Громов откинулся в кресле, закрыл глаза, пропуская сквозь себя успокаивающие ноты мелодии. Он не боялся летать, но внезапно захотелось спать, накатила какое-то безразличие, лень, желание совершенно ничего не делать, не двигаться и не думать вовсе. Внезапно мелодию исказил до жути неприятный скрип, словно кто-то провел гвоздем по стеклу.
Громов скинул наушники, огляделся по сторонам. Оказалось, что подобная проблема возникла только у него одного, потому что пассажиры, последовавшие его примеру, продолжали наслаждаться выбранными мелодиями как ни в чем не бывало.
Максим хотел было подозвать стюардессу, как вдруг едва не обмер, случайно глянув в иллюминатор. На его глазах за несколько секунд внизу на земле погасли огни целого города.
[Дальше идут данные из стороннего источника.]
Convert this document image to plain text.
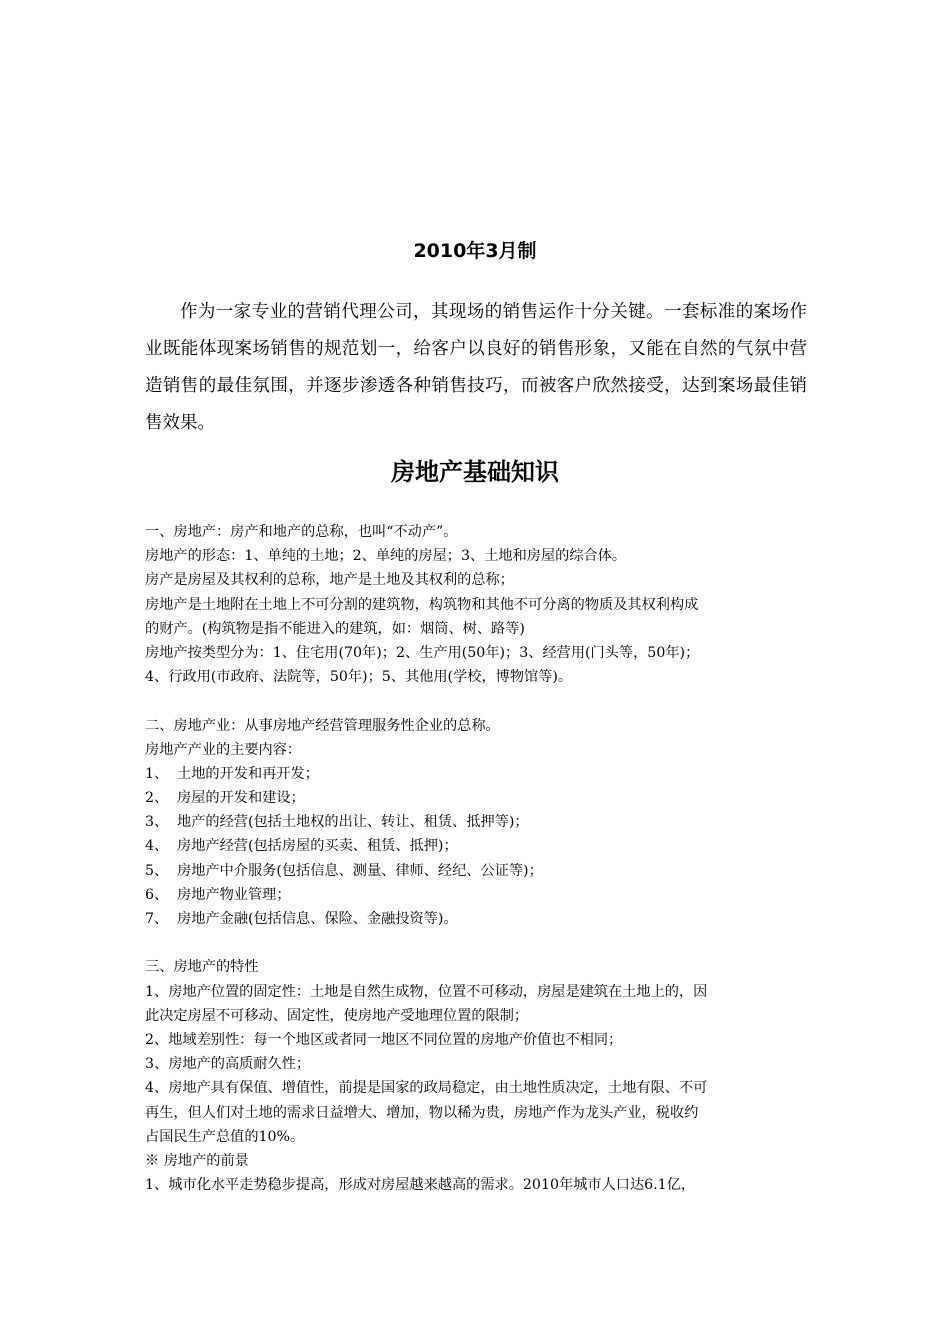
2010年3月制
作为一家专业的营销代理公司，其现场的销售运作十分关键。一套标准的案场作业既能体现案场销售的规范划一，给客户以良好的销售形象，又能在自然的气氛中营造销售的最佳氛围，并逐步渗透各种销售技巧，而被客户欣然接受，达到案场最佳销售效果。
房地产基础知识
一、房地产：房产和地产的总称，也叫“不动产”。
房地产的形态：1、单纯的土地；2、单纯的房屋；3、土地和房屋的综合体。
房产是房屋及其权利的总称，地产是土地及其权利的总称；
房地产是土地附在土地上不可分割的建筑物，构筑物和其他不可分离的物质及其权利构成
的财产。(构筑物是指不能进入的建筑，如：烟筒、树、路等)
房地产按类型分为：1、住宅用(70年)；2、生产用(50年)；3、经营用(门头等，50年)；
4、行政用(市政府、法院等，50年)；5、其他用(学校，博物馆等)。
二、房地产业：从事房地产经营管理服务性企业的总称。
房地产产业的主要内容：
1、 土地的开发和再开发；
2、 房屋的开发和建设；
3、 地产的经营(包括土地权的出让、转让、租赁、抵押等)；
4、 房地产经营(包括房屋的买卖、租赁、抵押)；
5、 房地产中介服务(包括信息、测量、律师、经纪、公证等)；
6、 房地产物业管理；
7、 房地产金融(包括信息、保险、金融投资等)。
三、房地产的特性
1、房地产位置的固定性：土地是自然生成物，位置不可移动，房屋是建筑在土地上的，因
此决定房屋不可移动、固定性，使房地产受地理位置的限制；
2、地域差别性：每一个地区或者同一地区不同位置的房地产价值也不相同；
3、房地产的高质耐久性；
4、房地产具有保值、增值性，前提是国家的政局稳定，由土地性质决定，土地有限、不可
再生，但人们对土地的需求日益增大、增加，物以稀为贵，房地产作为龙头产业，税收约
占国民生产总值的10%。
※ 房地产的前景
1、城市化水平走势稳步提高，形成对房屋越来越高的需求。2010年城市人口达6.1亿，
Не веря своим глазам, Громов хотел что-то сказать, привлечь внимание других пассажиров авиалайнера, но не смог, внезапно обнаружив себя единственным человеком на борту. Когда и как он остался в одиночестве, Максим не знал.
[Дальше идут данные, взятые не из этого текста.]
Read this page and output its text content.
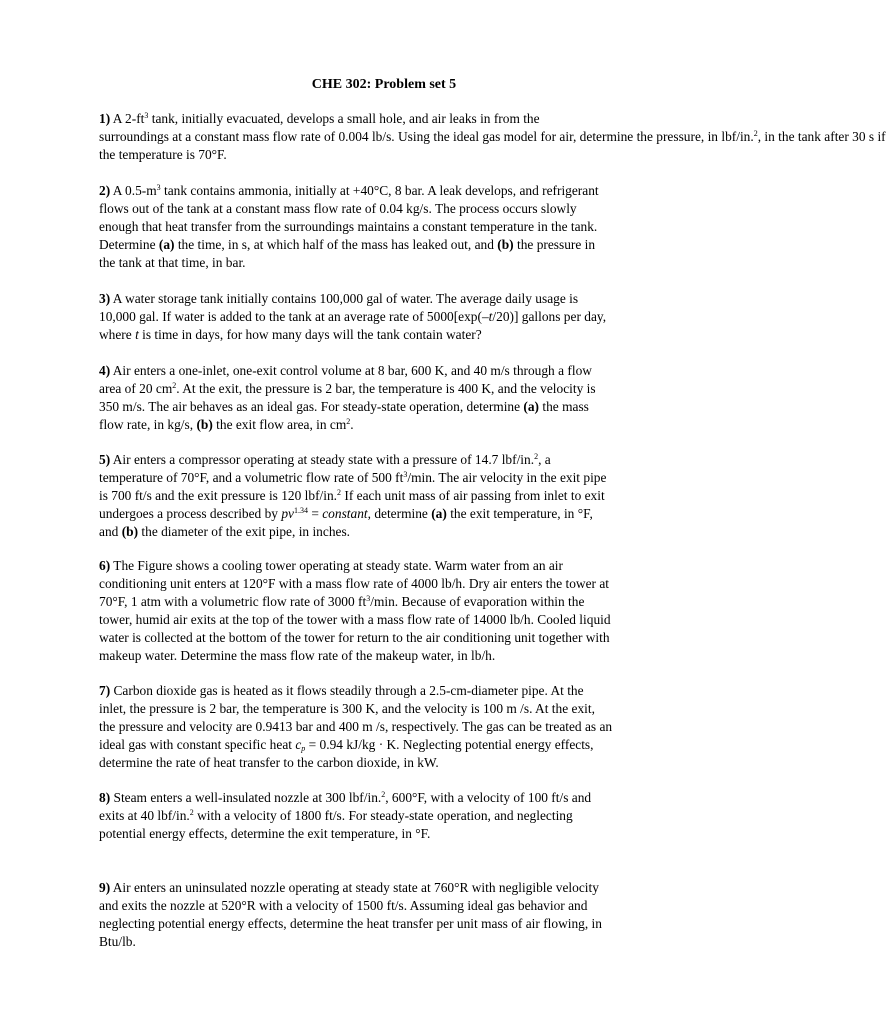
CHE 302: Problem set 5
1) A $2-ft^3$ tank, initially evacuated, develops a small hole, and air leaks in from the
surroundings at a constant mass flow rate of 0.004 lb/s. Using the ideal gas model for air, determine the pressure, in lbf/in.$^2$, in the tank after 30 s if
the temperature is 70°F.
2) A $0.5-m^3$ tank contains ammonia, initially at +40°C, 8 bar. A leak develops, and refrigerant
flows out of the tank at a constant mass flow rate of 0.04 kg/s. The process occurs slowly
enough that heat transfer from the surroundings maintains a constant temperature in the tank.
Determine (a) the time, in s, at which half of the mass has leaked out, and (b) the pressure in
the tank at that time, in bar.
3) A water storage tank initially contains 100,000 gal of water. The average daily usage is
10,000 gal. If water is added to the tank at an average rate of 5000[exp(–t/20)] gallons per day,
where t is time in days, for how many days will the tank contain water?
4) Air enters a one-inlet, one-exit control volume at 8 bar, 600 K, and 40 m/s through a flow
area of 20 $cm^2$. At the exit, the pressure is 2 bar, the temperature is 400 K, and the velocity is
350 m/s. The air behaves as an ideal gas. For steady-state operation, determine (a) the mass
flow rate, in kg/s, (b) the exit flow area, in $cm^2$.
5) Air enters a compressor operating at steady state with a pressure of 14.7 lbf/in.$^2$, a
temperature of 70°F, and a volumetric flow rate of 500 $ft^3/\min$. The air velocity in the exit pipe
is 700 ft/s and the exit pressure is 120 lbf/in.$^2$ If each unit mass of air passing from inlet to exit
undergoes a process described by $pv^{1.34}$ = constant, determine (a) the exit temperature, in °F,
and (b) the diameter of the exit pipe, in inches.
6) The Figure shows a cooling tower operating at steady state. Warm water from an air
conditioning unit enters at 120°F with a mass flow rate of 4000 lb/h. Dry air enters the tower at
70°F, 1 atm with a volumetric flow rate of 3000 $ft^3/\min$. Because of evaporation within the
tower, humid air exits at the top of the tower with a mass flow rate of 14000 lb/h. Cooled liquid
water is collected at the bottom of the tower for return to the air conditioning unit together with
makeup water. Determine the mass flow rate of the makeup water, in lb/h.
7) Carbon dioxide gas is heated as it flows steadily through a 2.5-cm-diameter pipe. At the
inlet, the pressure is 2 bar, the temperature is 300 K, and the velocity is 100 m /s. At the exit,
the pressure and velocity are 0.9413 bar and 400 m /s, respectively. The gas can be treated as an
ideal gas with constant specific heat $c_p = 0.94$ kJ/kg · K. Neglecting potential energy effects,
determine the rate of heat transfer to the carbon dioxide, in kW.
8) Steam enters a well-insulated nozzle at 300 lbf/in.$^2$, 600°F, with a velocity of 100 ft/s and
exits at 40 lbf/in.$^2$ with a velocity of 1800 ft/s. For steady-state operation, and neglecting
potential energy effects, determine the exit temperature, in °F.
9) Air enters an uninsulated nozzle operating at steady state at 760°R with negligible velocity
and exits the nozzle at 520°R with a velocity of 1500 ft/s. Assuming ideal gas behavior and
neglecting potential energy effects, determine the heat transfer per unit mass of air flowing, in
Btu/lb.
Вновь прильнув к иллюминатору, Громов заметил, что огней на Земле практически не осталось, а те очаги, что еще даровали свой свет небесам, затухали один за другим.
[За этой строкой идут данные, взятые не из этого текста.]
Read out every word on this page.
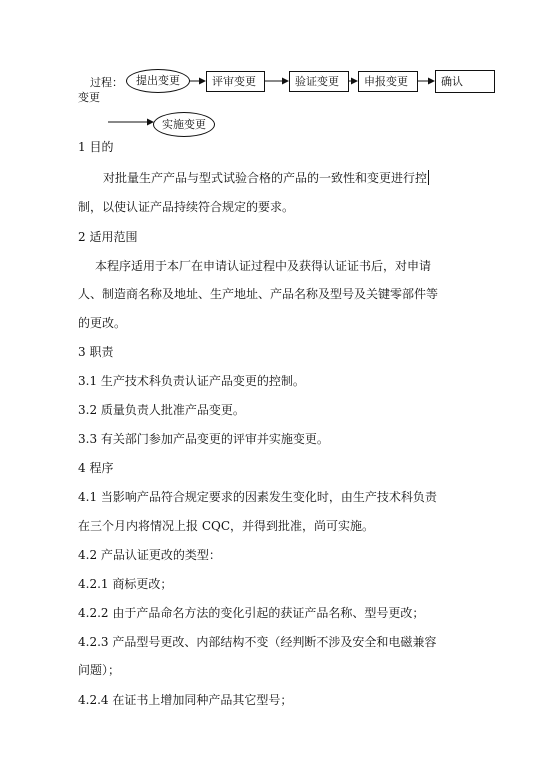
过程：
变更
提出变更	评审变更	验证变更	申报变更	确认
实施变更
1 目的
对批量生产产品与型式试验合格的产品的一致性和变更进行控
制，以使认证产品持续符合规定的要求。
2 适用范围
本程序适用于本厂在申请认证过程中及获得认证证书后，对申请
人、制造商名称及地址、生产地址、产品名称及型号及关键零部件等
的更改。
3 职责
3.1 生产技术科负责认证产品变更的控制。
3.2 质量负责人批准产品变更。
3.3 有关部门参加产品变更的评审并实施变更。
4 程序
4.1 当影响产品符合规定要求的因素发生变化时，由生产技术科负责
在三个月内将情况上报 CQC，并得到批准，尚可实施。
4.2 产品认证更改的类型：
4.2.1 商标更改；
4.2.2 由于产品命名方法的变化引起的获证产品名称、型号更改；
4.2.3 产品型号更改、内部结构不变（经判断不涉及安全和电磁兼容
问题）；
4.2.4 在证书上增加同种产品其它型号；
Его охватила настоящая паника. Он отстегнулся, встал с места, включил мобильный телефон, но как ни старался, сигнала сети поймать так и не смог. В салоне бизнес класса также никого не оказалось.
— Есть кто? — спросил Максим через дверь в кабину пилота, предварительно постучавшись.
Ему никто не ответил.
Громов знал, что просто так сломать ее не удастся, однако придумать, как проникнуть к пилотам, не успел. Внезапно все тело крупного авиалайнера затряслось, завибрировало. Громова швырнуло с прохода в угол, отчего он весьма чувствительно приложился головой.
Боинг наклонился на бок. Стала видна земля, уже полностью темная. Страшный скрип гвоздя по стеклу повторился вновь, больно резанув по ушам, и в этот момент Максим увидел, как внизу во тьме начали возникать очаги ярко рыжего огня, будто там, на земле что-то взрывалось. Огоньки сначала появлялись совершенно хаотично, в разных сторонах, однако, спустя минуту, они начали расти, увеличиваться в размерах все быстрее и быстрее, сливаться друг с другом, образуя, тем самым, уже целые конгломераты.
Самолет в очередной раз качнуло, и, чтобы не упасть на сей раз, Громов был вынужден ухватиться руками за кресло переднего ряда, но должного эффекта, к его изумлению, это не произвело. Едва его рука коснулась подлокотника, все кресло рассыпалось в труху, будто было сделано из песка.
Неприятный ни то гул, ни то звук вновь повторился, приобретая новые оттенки, и Максим увидел как все вокруг — пол потолок, иллюминаторы, кресла, двери — начали чернеть на глазах, покрываться черными как смоль пятнами, которые, в свою очередь, неумолимо разрастались, поглощая все новую и новую поверхность. И там где черные пятна поглощали материю, она рассыпалась в труху.
Громов обхватил руками голову, затряс ею, до боли зажмуриваясь, пытаясь отстроиться от всего происходящего, и ему вдруг удалось очутиться вне самолета. В свободном полете, подобно птице, он парил в ночном небе, которое совсем недавно отпустило последние лучики уходящего за горизонт Солнца.
Максим повернул голову направо, особо не задумываясь, как ему удалось покинуть авиалайнер и почему воздух его держит, и увидел, как сначала от громады самолета, отвалился один двигатель, разломилось напополам крыло, воспламеняя авиационный керосин, затем возникшая за доли секунды трещина на фюзеляже, скачком увеличилась в размерах, перекинулась на борт воздушного судна, и Боинг за пару мгновений рассыпался на три больших осколка.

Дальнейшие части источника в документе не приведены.